This post was written by undergraduate ScIU Social Media Intern Sam Bolla. He was a Media Science major in The Media School’s Class of 2020!
5G is the fifth generation of wireless technology for digital cellular networks. This improved technology is said to fuel the future of innovation in our world. It can transform the way we live, work, and entertain, not only by allowing us to connect with our friends faster, but also by giving us the ability to interconnect with machines, objects, and devices. The new connection offers upload and download speeds 10 times faster than 4G, allowing more devices to access the internet and more information to be transferred.
5G technology is in its beginning stages and currently raises more questions than answers. While the service will heighten our access to information and connectability, it will raise a variety of other issues that impact our society. Data privacy, health, the economy, and infrastructure are all variables that play a role in the future of 5G. It will be a slowly-adopted process that can only be evaluated when problems emerge from it.
A serious privacy concern is the ability to exactly pinpoint your geographic location and track your movements in real time. While it is said that 5G encrypts data to make it more difficult to intercept, it also sends and receives more data than previous networks. Because 5G is more cloud- and software-based than previous networks, it’s easier to monitor. This makes your data much more difficult to access by hackers and scammers, but much easier to monitor for telecom companies. The presence of 5G may cause an increase in connected devices, ultimately forcing one to give up their privacy and adopt the technology. Would you feel comfortable knowing every piece of technology you use is sending personal information back to someone? Every device that is designed to connect to the internet must also be designed to protect information.
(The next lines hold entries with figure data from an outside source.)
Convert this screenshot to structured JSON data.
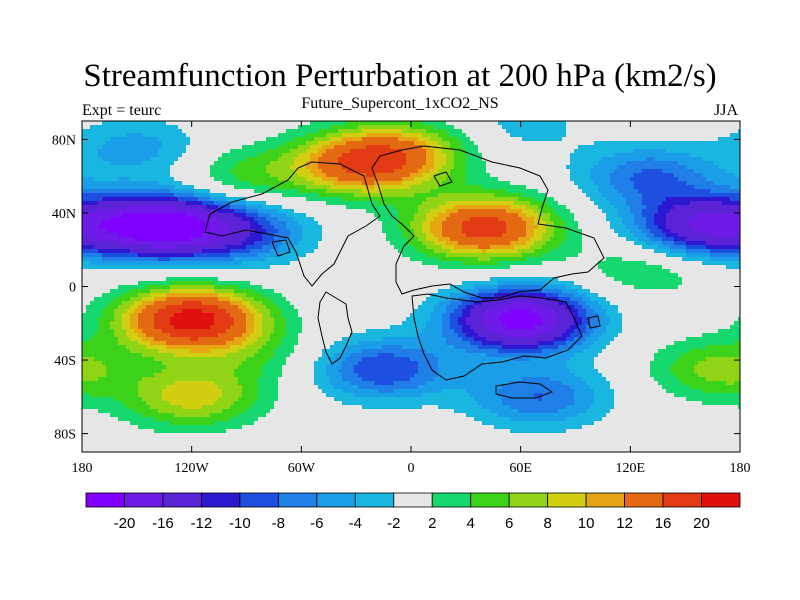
{
  "title": "Streamfunction Perturbation at 200 hPa (km2/s)",
  "subtitle": "Future_Supercont_1xCO2_NS",
  "left_label": "Expt = teurc",
  "right_label": "JJA",
  "axes": {
    "x_ticks": [
      {
        "value": -180,
        "label": "180"
      },
      {
        "value": -120,
        "label": "120W"
      },
      {
        "value": -60,
        "label": "60W"
      },
      {
        "value": 0,
        "label": "0"
      },
      {
        "value": 60,
        "label": "60E"
      },
      {
        "value": 120,
        "label": "120E"
      },
      {
        "value": 180,
        "label": "180"
      }
    ],
    "y_ticks": [
      {
        "value": 80,
        "label": "80N"
      },
      {
        "value": 40,
        "label": "40N"
      },
      {
        "value": 0,
        "label": "0"
      },
      {
        "value": -40,
        "label": "40S"
      },
      {
        "value": -80,
        "label": "80S"
      }
    ],
    "lon_range": [
      -180,
      180
    ],
    "lat_range": [
      -90,
      90
    ]
  },
  "colorbar": {
    "colors": [
      "#7f00ff",
      "#6e1be8",
      "#5a23d6",
      "#2d18d2",
      "#1d4fe0",
      "#1f7fe6",
      "#1a9ee8",
      "#19b7e0",
      "#e6e6e6",
      "#16d86f",
      "#3dd21a",
      "#8fd516",
      "#d2cf12",
      "#e6a512",
      "#e36a12",
      "#e23a12",
      "#e01010"
    ],
    "labels": [
      "-20",
      "-16",
      "-12",
      "-10",
      "-8",
      "-6",
      "-4",
      "-2",
      "2",
      "4",
      "6",
      "8",
      "10",
      "12",
      "16",
      "20"
    ]
  },
  "chart_data": {
    "type": "heatmap",
    "title": "Streamfunction Perturbation at 200 hPa (km2/s)",
    "subtitle": "Future_Supercont_1xCO2_NS",
    "xlabel": "",
    "ylabel": "",
    "contour_levels": [
      -20,
      -16,
      -12,
      -10,
      -8,
      -6,
      -4,
      -2,
      2,
      4,
      6,
      8,
      10,
      12,
      16,
      20
    ],
    "xlim": [
      -180,
      180
    ],
    "ylim": [
      -90,
      90
    ],
    "features": [
      {
        "lon": -140,
        "lat": 33,
        "value": -22
      },
      {
        "lon": -95,
        "lat": 30,
        "value": -10
      },
      {
        "lon": 40,
        "lat": 32,
        "value": 18
      },
      {
        "lon": -25,
        "lat": 67,
        "value": 16
      },
      {
        "lon": 60,
        "lat": -18,
        "value": -22
      },
      {
        "lon": -120,
        "lat": -18,
        "value": 22
      },
      {
        "lon": -15,
        "lat": -45,
        "value": -10
      },
      {
        "lon": 70,
        "lat": -60,
        "value": -8
      },
      {
        "lon": -120,
        "lat": -60,
        "value": 9
      },
      {
        "lon": 160,
        "lat": 33,
        "value": -16
      },
      {
        "lon": 130,
        "lat": 60,
        "value": -8
      },
      {
        "lon": -150,
        "lat": 75,
        "value": -5
      },
      {
        "lon": 170,
        "lat": -45,
        "value": 7
      },
      {
        "lon": -90,
        "lat": 60,
        "value": 5
      },
      {
        "lon": 130,
        "lat": 10,
        "value": 4
      },
      {
        "lon": 60,
        "lat": 88,
        "value": -3
      },
      {
        "lon": -85,
        "lat": -38,
        "value": 3
      },
      {
        "lon": 0,
        "lat": 75,
        "value": 6
      }
    ]
  }
}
Because 5G would give multiple information systems the ability to communicate simultaneously, it opens doors across many industries, such as healthcare. Medical devices will be able to send real-time information to healthcare professionals, meaning quicker diagnosis and treatment for those in need. Large X-Ray and CT scan files can be downloaded in just a few minutes, shortening long visits to the hospital. According to Forbes, 5G could also aid in the improvement of self-driving vehicles. Autonomous cars will be able to communicate with each other and traffic management systems.
5G was made available in major cities such as Chicago, New York, and Los Angeles because their dense populations make it difficult to access the mobile internet. 5G allows city employees to keep track of maintenance and infrastructure more efficiently. Another problem with 5G is that it cannot travel very far, so towers must be installed close together. Some towers are as close as five hundred feet apart. You could imagine how this might be a problem in cities. Cities often disguise them as trees. Fear that they spread Coronavirus and harmful radiation have also impacted their presence. Some have taken to protesting over the towers, even going so far as to lighting them on fire, although this is rare. The infrastructure is going to be expensive to maintain; however, telecom companies forecast that the technology will bring in two hundred fifty billion dollars in annual revenue by 2025. Unfortunately, low population density and lack of infrastructure make it nearly impossible to install 5G in rural areas.
This means that 5G could potentially heighten the digital divide, which is already very prevalent in low-income areas of cities and rural areas around the United States. For example, studies show that as much as forty percent of Detroit, Michigan residents do not even have access to broadband internet. Every major city has a similar situation. According to the FCC, sixty-five percent of rural Americans and nearly sixty percent of those on tribal lands have access to high-speed internet. Rural areas won’t be eligible for this service unless their populations grow, which will inevitably drive the price of the service down and availability up. If the implementation of 5G will result in leaving out rural and low-income areas, this begs the question of “should we?” Lack of access to the internet would impact access to information and connectability, leaving already isolated communities to be further isolated, but putting every effort into including these areas in this technological advancement could have significant economic impacts.
Redlining, or excluding low-income or minority communities of service, is an even greater risk of 5G, especially because it’s legal. For example, AT&T has been accused of redlining Detroit and Dallas by the FCC. This is truly an issue, because it puts a discriminatory gap between low-income communities and access to information. While companies base their decisions on cost and demand forecast modeling, I think this one should be based more on social repercussions. Is it ethical that telecom giants, advertisers, and third parties can access more information from some, but cut off information from those they deem unprofitable?